CHPI evidence to the COVID 19 Public Inquiry on the use of the private hospital sector to support the pandemic response

The Centre has been the only organisation which has carried out a detailed analysis of the contracts between the NHS and the private hospital sector during the pandemic.  We have conducted two previous studies of this issue based on Freedom of Information requests and analysis of financial data and hospital activity statistics.  

You can read these reports here and here

These contracts were put in place to provide additional capacity to support the NHS and to ensure that patients were able to gain access to treatment on the basis of need rather than ability to pay. 

However, our evidence to the COVID 19 public inquiry shows that these contracts worth around £2 billion did not compel the private sector to support the NHS and actually provided it with financial incentives to increase the amount of private fee paying work that it undertook.

In our evidence we explain how lives could have been saved had the NHS compelled the private hospital sector to support the pandemic response rather than treating thousands of private fee paying patients

According to our analysis had the private hospital sector dedicated all its resources to treating NHS patients, 1 million additional NHS patients could have been treated.

In its evidence submitted to the Inquiry, the CHPI states the following:

  • For a large period of the pandemic, the NHS paid the private hospital sector’s full operating costs at an estimated cost of £2 billion.

  • The public were told that this contract was put in place so that there was additional capacity to assist the NHS when it was being overwhelmed.

  • However, our shows that the contract with the private hospital sector contained financial incentives for the private sector to treat large numbers of fee-paying patients and placed limits on the amount of NHS patients which could be treated.

  • As a result of this flawed contract, at the peak of the pandemic in January 2021, when NHS hospitals were being overwhelmed senior NHS officials in London had to issue a public appeal asking NHS consultants to stop doing private work and to focus on NHS patients who were seriously ill.

  • The Secretary of State should have used his emergency powers to require that the private hospital sector prioritised NHS patients on the basis of need not ability to pay.

  • Had he done so, an estimated 1 million extra NHS patients could have been treated between 2020 and 2022.

  • Overwhelmed NHS hospitals acted as a safety net for private hospitals when things went wrong in the treatment of private patients– over 6000 patients were transferred from private hospitals to the NHS during the pandemic.

  • The deal with the private sector was the largest procurement of services during the pandemic worth an estimated £2 billion.

  • Yet despite this, no statutory body or parliamentary committee has conducted any detailed inquiry into this contract or the overall approach to using the resources in the private hospital sector to support the response to the pandemic.

We set out in our evidence 6 key questions which the Inquiry should ask of NHS England the Department of Health and Social Care:

Question 1: Why did the government permit and actively encourage private hospitals and the NHS consultants working in them to carry out non-urgent operations on fee-paying patients when these resources could have been used to treat NHS patients who were in greater need?

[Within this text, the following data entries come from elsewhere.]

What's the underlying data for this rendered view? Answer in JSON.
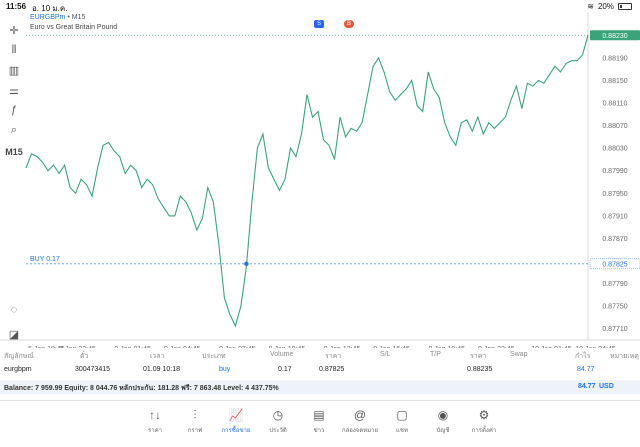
{
  "status": {
    "time": "11:56",
    "date": "อ. 10 ม.ค.",
    "battery": "20%"
  },
  "toolbar": {
    "timeframe": "M15"
  },
  "chart_header": {
    "symbol": "EURGBPm",
    "separator": "•",
    "timeframe": "M15",
    "description": "Euro vs Great Britain Pound"
  },
  "chart_data": {
    "type": "line",
    "color": "#3aa37a",
    "current_price_label": "0.88230",
    "buy_line": {
      "label": "BUY 0.17",
      "price": 0.87825,
      "price_label": "0.87825"
    },
    "ylim": [
      0.8769,
      0.8825
    ],
    "xlim": [
      0,
      102
    ],
    "y_ticks": [
      "0.88190",
      "0.88150",
      "0.88110",
      "0.88070",
      "0.88030",
      "0.87990",
      "0.87950",
      "0.87910",
      "0.87870",
      "0.87830",
      "0.87790",
      "0.87750",
      "0.87710"
    ],
    "y_tick_values": [
      0.8819,
      0.8815,
      0.8811,
      0.8807,
      0.8803,
      0.8799,
      0.8795,
      0.8791,
      0.8787,
      0.8783,
      0.8779,
      0.8775,
      0.8771
    ],
    "x_ticks": [
      "6 Jan 19:45",
      "8 Jan 22:45",
      "9 Jan 01:45",
      "9 Jan 04:45",
      "9 Jan 07:45",
      "9 Jan 10:45",
      "9 Jan 13:45",
      "9 Jan 16:45",
      "9 Jan 19:45",
      "9 Jan 22:45",
      "10 Jan 01:45",
      "10 Jan 04:45"
    ],
    "x_tick_positions": [
      0,
      9,
      19,
      28,
      38,
      47,
      57,
      66,
      76,
      85,
      95,
      103
    ],
    "series": [
      {
        "values": [
          0.87995,
          0.8802,
          0.88015,
          0.88005,
          0.8799,
          0.88,
          0.87985,
          0.88,
          0.8796,
          0.8795,
          0.87975,
          0.87965,
          0.87945,
          0.87995,
          0.88035,
          0.8804,
          0.88025,
          0.88015,
          0.87985,
          0.88,
          0.8799,
          0.8796,
          0.87975,
          0.87965,
          0.8794,
          0.87925,
          0.8791,
          0.8791,
          0.87945,
          0.87935,
          0.87915,
          0.87885,
          0.87905,
          0.8796,
          0.87935,
          0.8786,
          0.87765,
          0.87735,
          0.87715,
          0.8775,
          0.8782,
          0.87935,
          0.8803,
          0.88055,
          0.87995,
          0.87975,
          0.87955,
          0.87975,
          0.8803,
          0.88015,
          0.88055,
          0.88125,
          0.88085,
          0.88095,
          0.88045,
          0.88035,
          0.8801,
          0.88085,
          0.8805,
          0.88065,
          0.8806,
          0.88075,
          0.88125,
          0.88175,
          0.8819,
          0.88165,
          0.8813,
          0.88115,
          0.88125,
          0.88135,
          0.8815,
          0.88105,
          0.88095,
          0.88165,
          0.88135,
          0.8812,
          0.88075,
          0.8805,
          0.88035,
          0.88075,
          0.8808,
          0.8806,
          0.88085,
          0.88055,
          0.88075,
          0.88065,
          0.88075,
          0.88085,
          0.88115,
          0.8814,
          0.881,
          0.88145,
          0.8814,
          0.8815,
          0.88145,
          0.8816,
          0.88175,
          0.88165,
          0.8818,
          0.88185,
          0.88185,
          0.88195,
          0.8823
        ]
      }
    ]
  },
  "table": {
    "headers": [
      "สัญลักษณ์",
      "ตั๋ว",
      "เวลา",
      "ประเภท",
      "Volume",
      "ราคา",
      "S/L",
      "T/P",
      "ราคา",
      "Swap",
      "กำไร",
      "หมายเหตุ"
    ],
    "rows": [
      [
        "eurgbpm",
        "300473415",
        "01.09 10:18",
        "buy",
        "0.17",
        "0.87825",
        "",
        "",
        "0.88235",
        "",
        "84.77",
        ""
      ]
    ]
  },
  "balance": {
    "summary": "Balance: 7 959.99  Equity: 8 044.76  หลักประกัน: 181.28  ฟรี: 7 863.48  Level: 4 437.75%",
    "total": "84.77",
    "currency": "USD"
  },
  "nav": [
    {
      "label": "ราคา",
      "icon": "↑↓"
    },
    {
      "label": "กราฟ",
      "icon": "⫶"
    },
    {
      "label": "การซื้อขาย",
      "icon": "📈"
    },
    {
      "label": "ประวัติ",
      "icon": "◷"
    },
    {
      "label": "ข่าว",
      "icon": "▤"
    },
    {
      "label": "กล่องจดหมาย",
      "icon": "@"
    },
    {
      "label": "แชท",
      "icon": "▢"
    },
    {
      "label": "บัญชี",
      "icon": "◉"
    },
    {
      "label": "การตั้งค่า",
      "icon": "⚙"
    }
  ]
}
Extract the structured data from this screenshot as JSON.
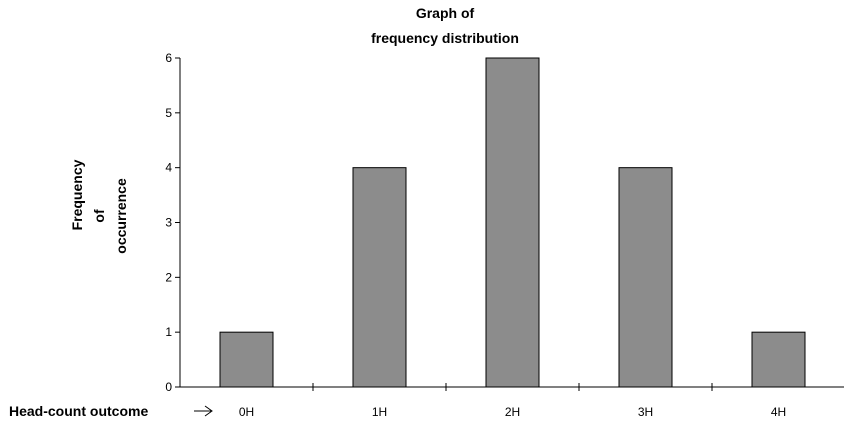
{
  "chart_data": {
    "type": "bar",
    "title_lines": [
      "Graph of",
      "frequency distribution"
    ],
    "ylabel_lines": [
      "Frequency",
      "of",
      "occurrence"
    ],
    "xlabel": "Head-count outcome",
    "categories": [
      "0H",
      "1H",
      "2H",
      "3H",
      "4H"
    ],
    "values": [
      1,
      4,
      6,
      4,
      1
    ],
    "ylim": [
      0,
      6
    ],
    "yticks": [
      0,
      1,
      2,
      3,
      4,
      5,
      6
    ],
    "grid": false,
    "legend": "none",
    "bar_color": "#8c8c8c",
    "bar_border_color": "#000000"
  }
}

Question 2: What was the impact of the policy of actively encouraging private hospitals to undertake fee-paying work in the middle of the pandemic on a) the pandemic response b) the growing backlog of NHS operations?

Question 3: How many NHS patients were denied access to care because available healthcare resources were being used to treat private patients and how many preventable deaths did this lead to?

Question 4: Why did the government not use the emergency powers available to it to bring the private hospitals and NHS consultants practising privately directly under the control of the NHS for the duration of the pandemic in order to support the pandemic response?

Question 5: Did the private companies involved in providing services to the NHS under the contract with the private hospital sector generate a profit, despite assurances given by the NHS that this would not happen?

Question 6: What were the implications for the NHS and individual patients of the large volume of patients transferred from the private hospital sector to the NHS during the pandemic?

David Rowland

David Rowland is CHPI's Director. He joined the organisation in 2019 after over a decade of working in senior policy positions within the healthcare regulatory sector.